Samjin Pharm is developing the industry’s first oral medication for dry eyes, called “SA001.” The new drug proved its efficacy in proliferating goblet cells that secrete mucins on the conjunctiva, in a study comparing the effectiveness of eye drops containing 0.1 percent hyaluronate (HA) and eye drops with 0.2 percent rebamipide.

Samjin is also working on “SJP002,” a new eye drop that earned approval from the Ministry of Food and Drug Safety in July for a phase-2 clinical trial. The company also confirmed the effectiveness of the multiplication of goblet cells in an animal test. With a new oral drug and a fresh eye drop, Samjin aims to enhance its expertise in dry eye treatments.

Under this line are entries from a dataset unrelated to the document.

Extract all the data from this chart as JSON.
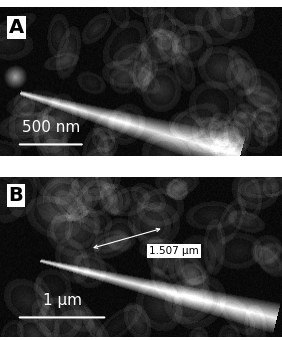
{
  "fig_width": 2.82,
  "fig_height": 3.4,
  "dpi": 100,
  "panel_A_label": "A",
  "panel_B_label": "B",
  "scale_bar_A_text": "500 nm",
  "scale_bar_B_text": "1 μm",
  "measurement_text": "1.507 μm",
  "bg_color": "#111111",
  "separator_color": "#ffffff",
  "label_bg_color": "#ffffff",
  "label_text_color": "#000000",
  "scale_bar_color": "#ffffff",
  "measurement_line_color": "#ffffff",
  "measurement_box_color": "#ffffff",
  "measurement_text_color": "#000000"
}
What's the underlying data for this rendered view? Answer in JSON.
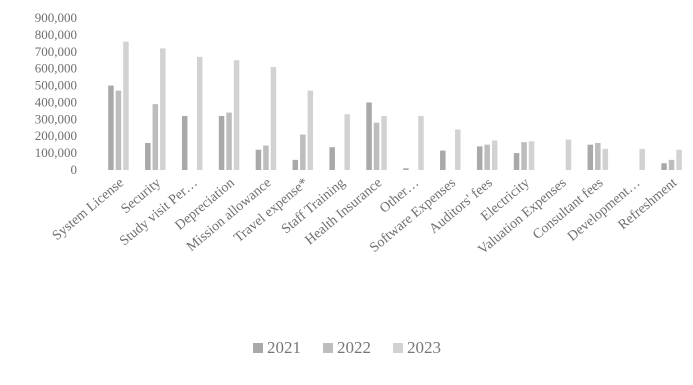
{
  "chart_data": {
    "type": "bar",
    "title": "",
    "xlabel": "",
    "ylabel": "",
    "ylim": [
      0,
      900000
    ],
    "yticks": [
      "900,000",
      "800,000",
      "700,000",
      "600,000",
      "500,000",
      "400,000",
      "300,000",
      "200,000",
      "100,000",
      "0"
    ],
    "grid": false,
    "legend_position": "bottom",
    "categories": [
      "System License",
      "Security",
      "Study visit Per…",
      "Depreciation",
      "Mission allowance",
      "Travel expense*",
      "Staff Training",
      "Health Insurance",
      "Other…",
      "Software Expenses",
      "Auditors' fees",
      "Electricity",
      "Valuation Expenses",
      "Consultant fees",
      "Development…",
      "Refreshment"
    ],
    "series": [
      {
        "name": "2021",
        "color": "#a9a9a9",
        "values": [
          500000,
          160000,
          320000,
          320000,
          120000,
          60000,
          135000,
          400000,
          10000,
          115000,
          140000,
          100000,
          0,
          150000,
          0,
          40000
        ]
      },
      {
        "name": "2022",
        "color": "#bdbdbd",
        "values": [
          470000,
          390000,
          0,
          340000,
          145000,
          210000,
          0,
          280000,
          0,
          0,
          150000,
          165000,
          0,
          160000,
          0,
          60000
        ]
      },
      {
        "name": "2023",
        "color": "#d2d2d2",
        "values": [
          760000,
          720000,
          670000,
          650000,
          610000,
          470000,
          330000,
          320000,
          320000,
          240000,
          175000,
          170000,
          180000,
          125000,
          125000,
          120000
        ]
      }
    ]
  }
}
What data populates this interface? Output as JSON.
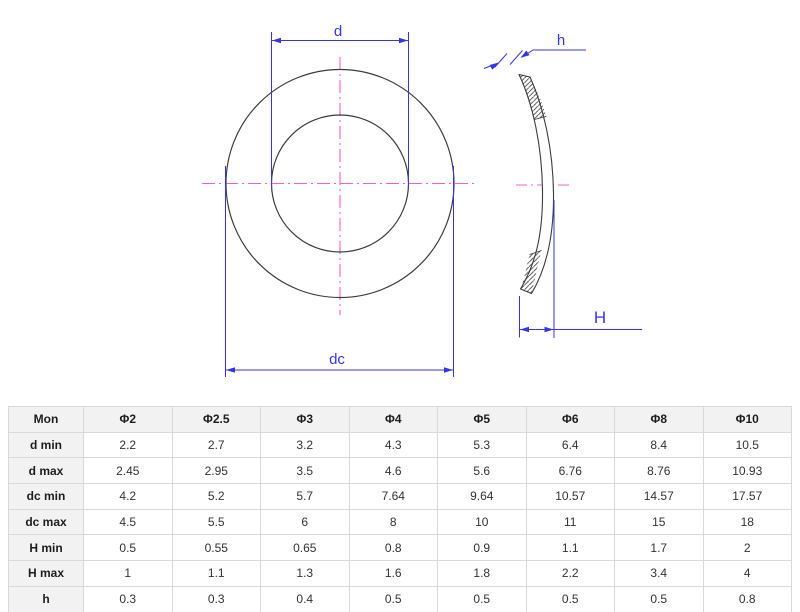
{
  "drawing": {
    "front_view": {
      "inner_diameter_label": "d",
      "outer_diameter_label": "dc"
    },
    "side_view": {
      "thickness_label": "h",
      "wave_height_label": "H"
    },
    "colors": {
      "dimension_blue": "#3535e8",
      "centerline_pink": "#f45fc8",
      "outline_dark": "#3c3c3c"
    }
  },
  "table": {
    "header": [
      "Mon",
      "Φ2",
      "Φ2.5",
      "Φ3",
      "Φ4",
      "Φ5",
      "Φ6",
      "Φ8",
      "Φ10"
    ],
    "rows": [
      {
        "label": "d min",
        "values": [
          "2.2",
          "2.7",
          "3.2",
          "4.3",
          "5.3",
          "6.4",
          "8.4",
          "10.5"
        ]
      },
      {
        "label": "d max",
        "values": [
          "2.45",
          "2.95",
          "3.5",
          "4.6",
          "5.6",
          "6.76",
          "8.76",
          "10.93"
        ]
      },
      {
        "label": "dc min",
        "values": [
          "4.2",
          "5.2",
          "5.7",
          "7.64",
          "9.64",
          "10.57",
          "14.57",
          "17.57"
        ]
      },
      {
        "label": "dc max",
        "values": [
          "4.5",
          "5.5",
          "6",
          "8",
          "10",
          "11",
          "15",
          "18"
        ]
      },
      {
        "label": "H min",
        "values": [
          "0.5",
          "0.55",
          "0.65",
          "0.8",
          "0.9",
          "1.1",
          "1.7",
          "2"
        ]
      },
      {
        "label": "H max",
        "values": [
          "1",
          "1.1",
          "1.3",
          "1.6",
          "1.8",
          "2.2",
          "3.4",
          "4"
        ]
      },
      {
        "label": "h",
        "values": [
          "0.3",
          "0.3",
          "0.4",
          "0.5",
          "0.5",
          "0.5",
          "0.5",
          "0.8"
        ]
      }
    ]
  }
}
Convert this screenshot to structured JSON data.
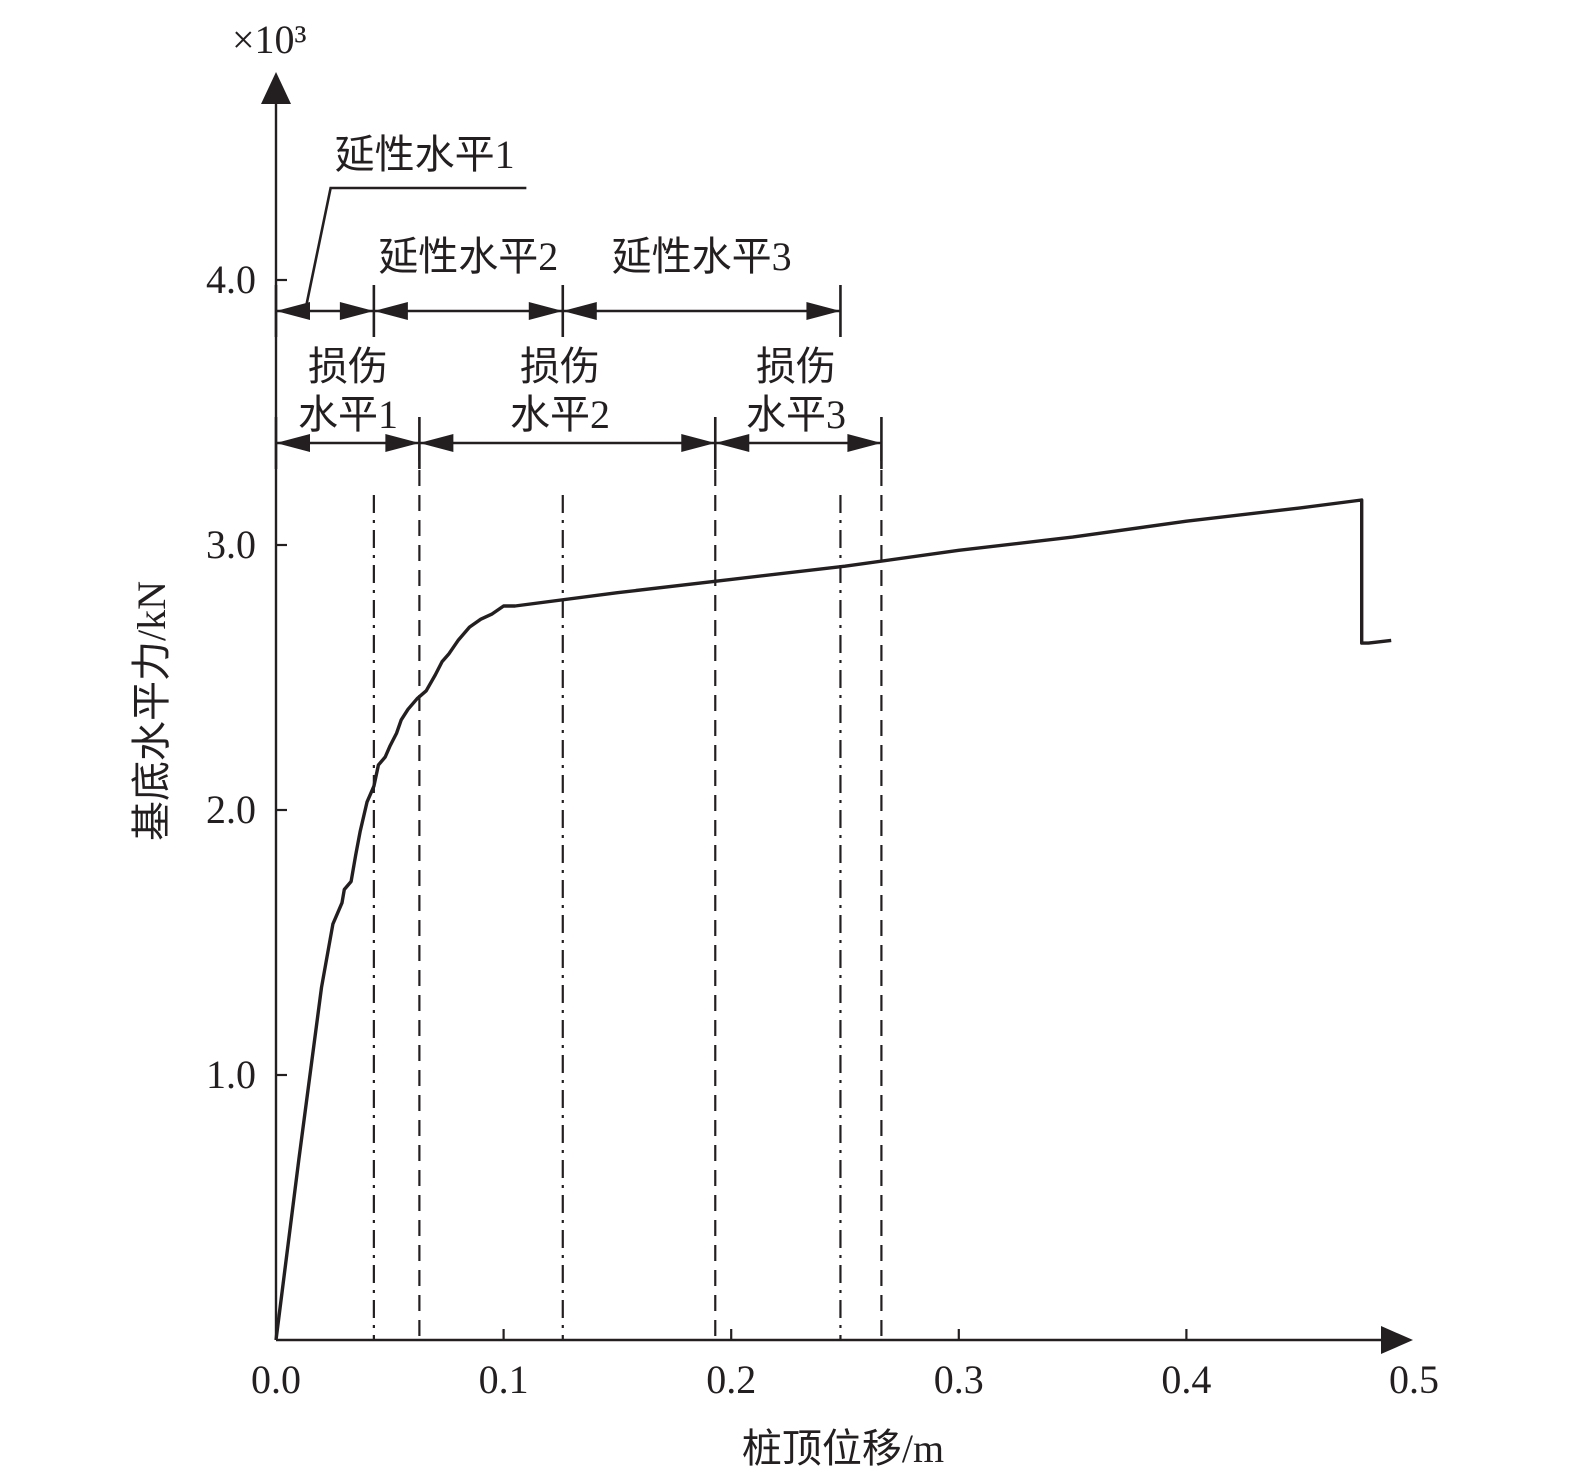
{
  "chart_data": {
    "type": "line",
    "title": "",
    "xlabel": "桩顶位移/m",
    "ylabel": "基底水平力/kN",
    "y_multiplier": "×10³",
    "xlim": [
      0,
      0.5
    ],
    "ylim": [
      0,
      4.0
    ],
    "x_ticks": [
      "0.0",
      "0.1",
      "0.2",
      "0.3",
      "0.4",
      "0.5"
    ],
    "y_ticks": [
      "1.0",
      "2.0",
      "3.0",
      "4.0"
    ],
    "grid": false,
    "series": [
      {
        "x": [
          0,
          0.01,
          0.02,
          0.025,
          0.027,
          0.029,
          0.03,
          0.033,
          0.035,
          0.037,
          0.04,
          0.043,
          0.045,
          0.048,
          0.05,
          0.053,
          0.055,
          0.058,
          0.062,
          0.066,
          0.07,
          0.073,
          0.076,
          0.08,
          0.085,
          0.09,
          0.095,
          0.1,
          0.105,
          0.15,
          0.2,
          0.25,
          0.3,
          0.35,
          0.4,
          0.45,
          0.477,
          0.477,
          0.48,
          0.49
        ],
        "y": [
          0,
          0.68,
          1.33,
          1.57,
          1.61,
          1.65,
          1.7,
          1.73,
          1.83,
          1.92,
          2.03,
          2.09,
          2.17,
          2.2,
          2.24,
          2.29,
          2.34,
          2.38,
          2.42,
          2.45,
          2.51,
          2.56,
          2.59,
          2.64,
          2.69,
          2.72,
          2.74,
          2.77,
          2.77,
          2.82,
          2.87,
          2.92,
          2.98,
          3.03,
          3.09,
          3.14,
          3.17,
          2.63,
          2.63,
          2.64
        ]
      }
    ],
    "vertical_lines": [
      {
        "x": 0.043,
        "style": "dashdot"
      },
      {
        "x": 0.063,
        "style": "dashed"
      },
      {
        "x": 0.126,
        "style": "dashdot"
      },
      {
        "x": 0.193,
        "style": "dashed"
      },
      {
        "x": 0.248,
        "style": "dashdot"
      },
      {
        "x": 0.266,
        "style": "dashed"
      }
    ],
    "ductility_levels": [
      {
        "label": "延性水平1",
        "from": 0,
        "to": 0.043
      },
      {
        "label": "延性水平2",
        "from": 0.043,
        "to": 0.126
      },
      {
        "label": "延性水平3",
        "from": 0.126,
        "to": 0.248
      }
    ],
    "damage_levels": [
      {
        "label_line1": "损伤",
        "label_line2": "水平1",
        "from": 0,
        "to": 0.063
      },
      {
        "label_line1": "损伤",
        "label_line2": "水平2",
        "from": 0.063,
        "to": 0.193
      },
      {
        "label_line1": "损伤",
        "label_line2": "水平3",
        "from": 0.193,
        "to": 0.266
      }
    ]
  }
}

Hanall Biopharma is developing a new therapy for dry eye syndrome in the U.S. “HL-036” is a biobetter, an improved version of anti-TNF antibodies put in an eye drop format. The company is working with Daewoong Pharmaceutical to develop the drug jointly. “HL-036” received approval from the U.S. FDA for a phase-2 clinical trial in September. The company aims to complete the test by August 2018.

Hanall’s new drug candidate proved safety and partial drug tolerance through a phase-1 clinical trial at the Seoul National University Hospital. In September last year, the company licensed out technologies for the two drug candidates HL-036 and HL-161 to China’s HarbourBioMed for $81 million.

Kukje Pharma has also recently joined the fray. Despite internal concerns about the financial burden of investment, the recent winning of approval for a phase-1 clinical trial on a new dry eye treatment allowed the company to push ahead with its project in earnest.

Kukje’s treatment, called “HCS-001,” is sulfasalazine changed into an eye drop format that is effective on eye diseases, including retinal damage. Sulfasalazine is traditionally challenging to liquidize, but the firm made it into an eye drop by combining it with sodium hyaluronate.

The company hopes that the new drug can reduce the damage to epithelial cells on the cornea in dry eyes and treat the inflammation of the cornea.